Why are there so many modern mummies who are fascinated with giving themselves bloody dog ears or all manner of other animal facial features on their mobiles?

I am sick and tired of going to soft play centres and seeing mummy after mummy transfixed on their five inches of glass and metal, pouting with a face like a duck’s arse, and then spending half an hour experimenting with different cartoon-like filters while their own kids run riot and make everyone else’s life a living misery.

‘Oh sorry I can’t ensure that my child isn’t knocking seven shades of shite out of someone at the top of the slide – I really have to make sure that the seventeenth selfie of the day of me looking oh so cute with enlarged eyes and twinkly twinkles all over looks fit enough to get a few likes from blokes on my Facebook that probably wouldn’t have a chance anyway.’

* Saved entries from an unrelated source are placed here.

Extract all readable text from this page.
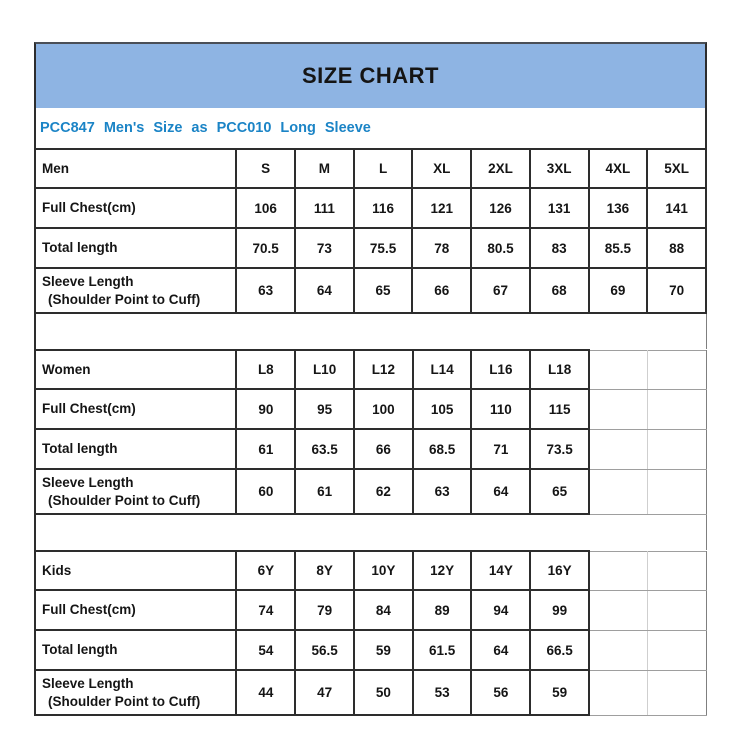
SIZE CHART
PCC847 Men's Size as PCC010 Long Sleeve
Men	S	M	L	XL	2XL	3XL	4XL	5XL

Full Chest(cm)	106	111	116	121	126	131	136	141

Total length	70.5	73	75.5	78	80.5	83	85.5	88

Sleeve Length
(Shoulder Point to Cuff)	63	64	65	66	67	68	69	70
Women	L8	L10	L12	L14	L16	L18		

Full Chest(cm)	90	95	100	105	110	115		

Total length	61	63.5	66	68.5	71	73.5		

Sleeve Length
(Shoulder Point to Cuff)	60	61	62	63	64	65		
Kids	6Y	8Y	10Y	12Y	14Y	16Y		

Full Chest(cm)	74	79	84	89	94	99		

Total length	54	56.5	59	61.5	64	66.5		

Sleeve Length
(Shoulder Point to Cuff)	44	47	50	53	56	59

When your grandchildren look back at the family album in years to come, none of them are going to have the foggiest idea what you really looked like as the only record of your existence will be screenshots of Snapchat that look like you were brought up in a branch of Pets At Home.

Even if you are using them in some sort of mating ritual, do you really want your potential match to be wondering whether he should be taking you for a date at Café Rouge or nice walkies for a sh*t?

Your local soft play centre isn’t a sodding crèche – you don’t discharge all parental responsibility the moment you walk through the front door.

Just because they have free WiFi doesn’t mean that you can take the piss – the next mummy I see trying to pull this stunt while their DS or DD runs riot will have their mobile shoved right down their piehole.